His romans were a step-change in refinement: even in colour, open and generous in their counters, with gently modelled stroke contrast and an unmistakable calm. Where earlier types still whispered of the scribe's pen, Garamont's felt fully typographic — designed for metal, ink, and paper rather than imitating handwriting. Sixteenth-century printers across Europe bought his punches and matrices, and the model he perfected became the default voice of the European book for two centuries. Type historians classify that whole tradition as "old-style" or, in his honour, Garalde.
The great mix-up
Here the story takes its famous wrong turn. Garamont died in 1561; his punches scattered across European foundries. Some sixty years later, Jean Jannon, a Protestant punchcutter working in Sedan, cut a set of types inspired by the Garamont model but livelier — more angled, with a nervier rhythm and more variation between letters. Through the turbulence of the era, Jannon's materials ended up at the French royal printing office, the Imprimerie royale.

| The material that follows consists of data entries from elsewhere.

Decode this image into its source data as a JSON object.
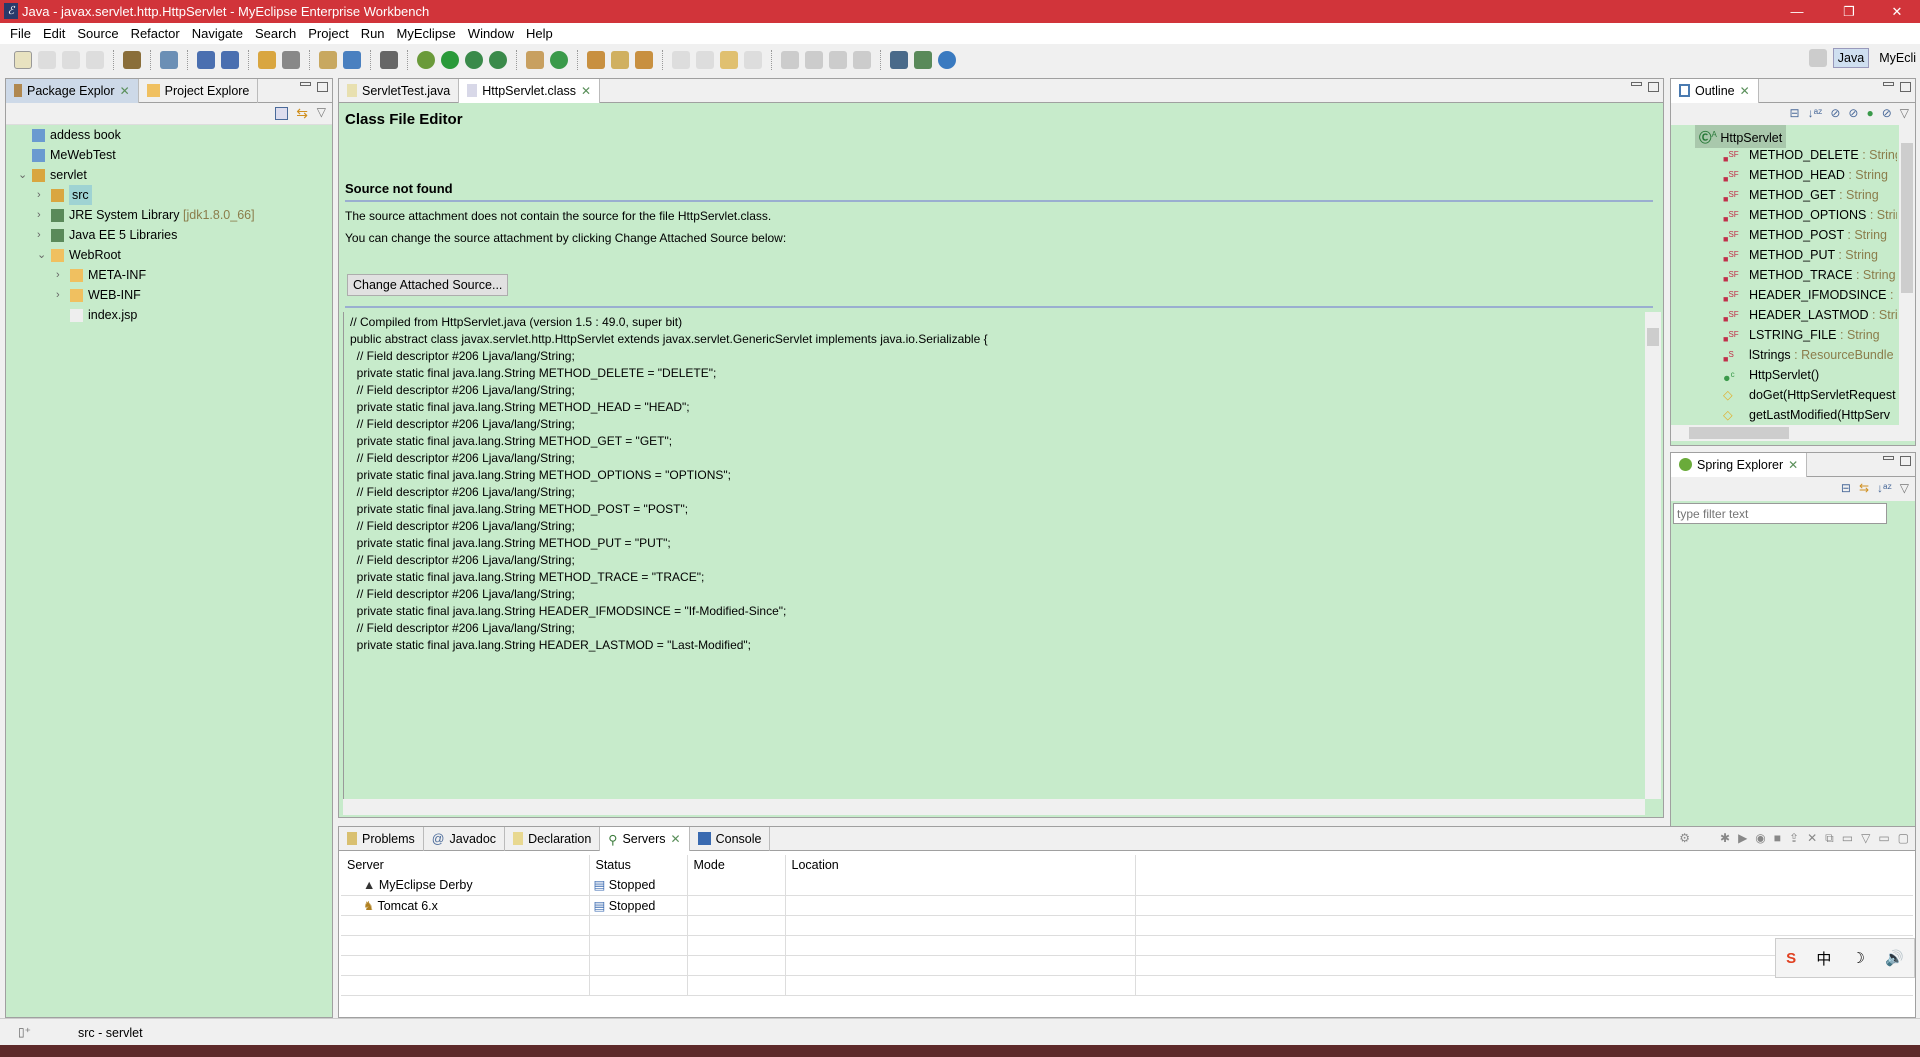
{
  "window": {
    "title": "Java - javax.servlet.http.HttpServlet - MyEclipse Enterprise Workbench",
    "minimize": "—",
    "maximize": "❐",
    "close": "✕"
  },
  "menu": [
    "File",
    "Edit",
    "Source",
    "Refactor",
    "Navigate",
    "Search",
    "Project",
    "Run",
    "MyEclipse",
    "Window",
    "Help"
  ],
  "perspectives": {
    "java": "Java",
    "myeclipse": "MyEcli"
  },
  "left_panel": {
    "tabs": [
      "Package Explor",
      "Project Explore"
    ],
    "tree": [
      {
        "label": "addess book",
        "extra": "",
        "depth": 0,
        "twisty": ""
      },
      {
        "label": "MeWebTest",
        "extra": "",
        "depth": 0,
        "twisty": ""
      },
      {
        "label": "servlet",
        "extra": "",
        "depth": 0,
        "twisty": "v"
      },
      {
        "label": "src",
        "extra": "",
        "depth": 1,
        "twisty": ">"
      },
      {
        "label": "JRE System Library",
        "extra": "[jdk1.8.0_66]",
        "depth": 1,
        "twisty": ">"
      },
      {
        "label": "Java EE 5 Libraries",
        "extra": "",
        "depth": 1,
        "twisty": ">"
      },
      {
        "label": "WebRoot",
        "extra": "",
        "depth": 1,
        "twisty": "v"
      },
      {
        "label": "META-INF",
        "extra": "",
        "depth": 2,
        "twisty": ">"
      },
      {
        "label": "WEB-INF",
        "extra": "",
        "depth": 2,
        "twisty": ">"
      },
      {
        "label": "index.jsp",
        "extra": "",
        "depth": 2,
        "twisty": ""
      }
    ]
  },
  "editor": {
    "tabs": [
      "ServletTest.java",
      "HttpServlet.class"
    ],
    "heading": "Class File Editor",
    "subheading": "Source not found",
    "msg1": "The source attachment does not contain the source for the file HttpServlet.class.",
    "msg2": "You can change the source attachment by clicking Change Attached Source below:",
    "button": "Change Attached Source...",
    "code": [
      "// Compiled from HttpServlet.java (version 1.5 : 49.0, super bit)",
      "public abstract class javax.servlet.http.HttpServlet extends javax.servlet.GenericServlet implements java.io.Serializable {",
      "",
      "  // Field descriptor #206 Ljava/lang/String;",
      "  private static final java.lang.String METHOD_DELETE = \"DELETE\";",
      "",
      "  // Field descriptor #206 Ljava/lang/String;",
      "  private static final java.lang.String METHOD_HEAD = \"HEAD\";",
      "",
      "  // Field descriptor #206 Ljava/lang/String;",
      "  private static final java.lang.String METHOD_GET = \"GET\";",
      "",
      "  // Field descriptor #206 Ljava/lang/String;",
      "  private static final java.lang.String METHOD_OPTIONS = \"OPTIONS\";",
      "",
      "  // Field descriptor #206 Ljava/lang/String;",
      "  private static final java.lang.String METHOD_POST = \"POST\";",
      "",
      "  // Field descriptor #206 Ljava/lang/String;",
      "  private static final java.lang.String METHOD_PUT = \"PUT\";",
      "",
      "  // Field descriptor #206 Ljava/lang/String;",
      "  private static final java.lang.String METHOD_TRACE = \"TRACE\";",
      "",
      "  // Field descriptor #206 Ljava/lang/String;",
      "  private static final java.lang.String HEADER_IFMODSINCE = \"If-Modified-Since\";",
      "",
      "  // Field descriptor #206 Ljava/lang/String;",
      "  private static final java.lang.String HEADER_LASTMOD = \"Last-Modified\";"
    ]
  },
  "outline": {
    "tab": "Outline",
    "root": "HttpServlet",
    "items": [
      {
        "name": "METHOD_DELETE",
        "type": " : String",
        "kind": "SF"
      },
      {
        "name": "METHOD_HEAD",
        "type": " : String",
        "kind": "SF"
      },
      {
        "name": "METHOD_GET",
        "type": " : String",
        "kind": "SF"
      },
      {
        "name": "METHOD_OPTIONS",
        "type": " : String",
        "kind": "SF"
      },
      {
        "name": "METHOD_POST",
        "type": " : String",
        "kind": "SF"
      },
      {
        "name": "METHOD_PUT",
        "type": " : String",
        "kind": "SF"
      },
      {
        "name": "METHOD_TRACE",
        "type": " : String",
        "kind": "SF"
      },
      {
        "name": "HEADER_IFMODSINCE",
        "type": " : String",
        "kind": "SF"
      },
      {
        "name": "HEADER_LASTMOD",
        "type": " : String",
        "kind": "SF"
      },
      {
        "name": "LSTRING_FILE",
        "type": " : String",
        "kind": "SF"
      },
      {
        "name": "lStrings",
        "type": " : ResourceBundle",
        "kind": "S"
      },
      {
        "name": "HttpServlet()",
        "type": "",
        "kind": "C"
      },
      {
        "name": "doGet(HttpServletRequest",
        "type": "",
        "kind": "M"
      },
      {
        "name": "getLastModified(HttpServ",
        "type": "",
        "kind": "M"
      }
    ]
  },
  "spring": {
    "tab": "Spring Explorer",
    "filter_placeholder": "type filter text"
  },
  "bottom": {
    "tabs": [
      "Problems",
      "Javadoc",
      "Declaration",
      "Servers",
      "Console"
    ],
    "columns": [
      "Server",
      "Status",
      "Mode",
      "Location"
    ],
    "rows": [
      {
        "server": "MyEclipse Derby",
        "status": "Stopped",
        "mode": "",
        "location": ""
      },
      {
        "server": "Tomcat  6.x",
        "status": "Stopped",
        "mode": "",
        "location": ""
      }
    ]
  },
  "status": {
    "text": "src - servlet"
  },
  "ime": [
    "S",
    "中",
    "☽",
    "🔊"
  ]
}
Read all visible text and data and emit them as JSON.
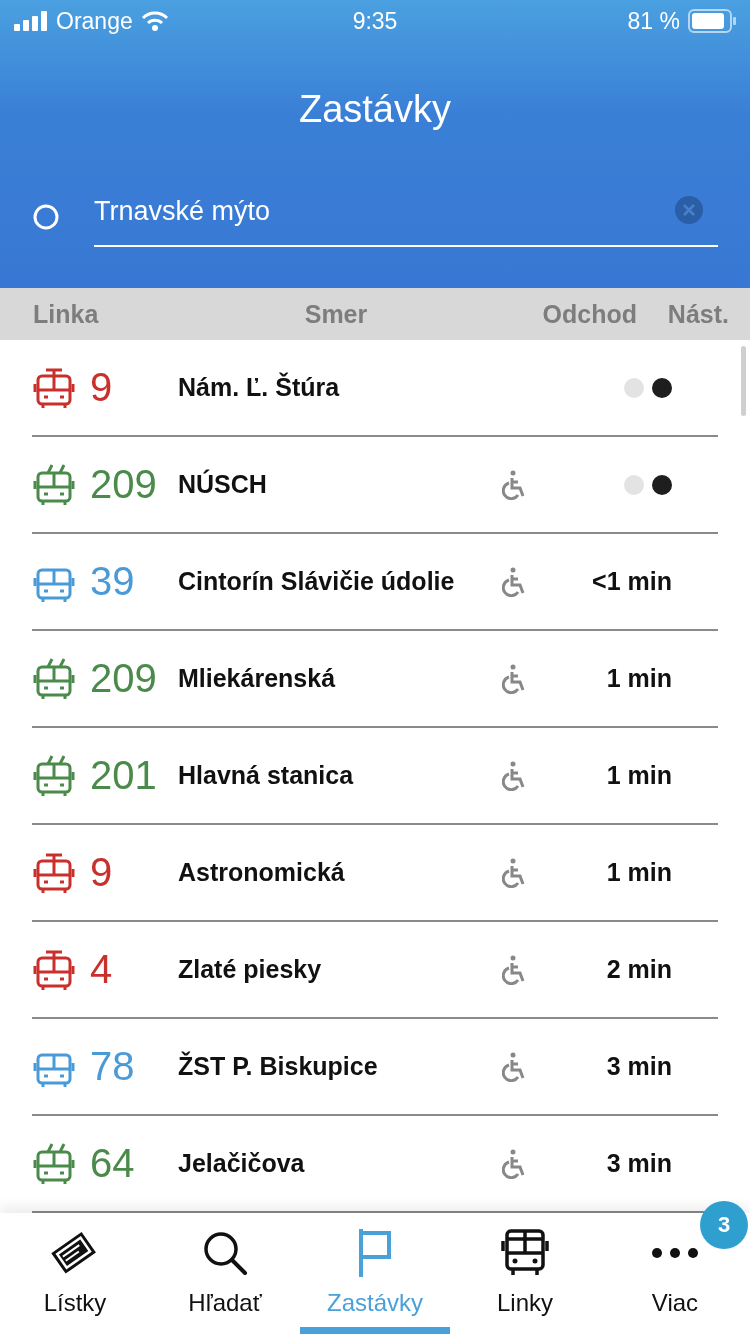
{
  "status_bar": {
    "carrier": "Orange",
    "time": "9:35",
    "battery": "81 %"
  },
  "header": {
    "title": "Zastávky",
    "search": {
      "value": "Trnavské mýto"
    }
  },
  "columns": [
    "Linka",
    "Smer",
    "Odchod",
    "Nást."
  ],
  "departures": [
    {
      "kind": "tram",
      "color": "#c9302c",
      "line": "9",
      "direction": "Nám. Ľ. Štúra",
      "accessible": false,
      "live": true
    },
    {
      "kind": "trolleybus",
      "color": "#4a8a4a",
      "line": "209",
      "direction": "NÚSCH",
      "accessible": true,
      "live": true
    },
    {
      "kind": "bus",
      "color": "#4a9ad8",
      "line": "39",
      "direction": "Cintorín Slávičie údolie",
      "accessible": true,
      "live": false,
      "departure": "<1 min"
    },
    {
      "kind": "trolleybus",
      "color": "#4a8a4a",
      "line": "209",
      "direction": "Mliekárenská",
      "accessible": true,
      "live": false,
      "departure": "1 min"
    },
    {
      "kind": "trolleybus",
      "color": "#4a8a4a",
      "line": "201",
      "direction": "Hlavná stanica",
      "accessible": true,
      "live": false,
      "departure": "1 min"
    },
    {
      "kind": "tram",
      "color": "#c9302c",
      "line": "9",
      "direction": "Astronomická",
      "accessible": true,
      "live": false,
      "departure": "1 min"
    },
    {
      "kind": "tram",
      "color": "#c9302c",
      "line": "4",
      "direction": "Zlaté piesky",
      "accessible": true,
      "live": false,
      "departure": "2 min"
    },
    {
      "kind": "bus",
      "color": "#4a9ad8",
      "line": "78",
      "direction": "ŽST P. Biskupice",
      "accessible": true,
      "live": false,
      "departure": "3 min"
    },
    {
      "kind": "trolleybus",
      "color": "#4a8a4a",
      "line": "64",
      "direction": "Jelačičova",
      "accessible": true,
      "live": false,
      "departure": "3 min"
    }
  ],
  "tabs": [
    {
      "kind": "tickets",
      "label": "Lístky",
      "selected": false
    },
    {
      "kind": "search",
      "label": "Hľadať",
      "selected": false
    },
    {
      "kind": "stops",
      "label": "Zastávky",
      "selected": true
    },
    {
      "kind": "lines",
      "label": "Linky",
      "selected": false
    },
    {
      "kind": "more",
      "label": "Viac",
      "selected": false,
      "badge": "3"
    }
  ]
}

In the nineteenth and early twentieth centuries, those types were catalogued and celebrated as Garamont's own. So when the great typeface-revival wave of the 1910s–20s arrived, several foundries lovingly revived Jannon under the name Garamond — including American Type Founders' influential ATF Garamond (1917). Only in 1926 did the historian Beatrice Warde, publishing under the pen name Paul Beaujon, demonstrate that the "Garamond" types at the Imprimerie were Jannon's work from around 1621. By then the name had shipped, as it were. The revivals were too successful to rename.
The result, still true today: fonts named Garamond descend from two different men, born nearly a century apart — and you can learn to tell the families apart at a glance.
A field guide to modern Garamonds
- Monotype Garamond (1922) — based on Jannon. Sparkly and delicate; it was long the "Garamond" bundled with Microsoft Office, which is how most people have met the name.
- Stempel Garamond (1925) — based on genuine Garamont specimens; sturdier and more even, a favourite for book work.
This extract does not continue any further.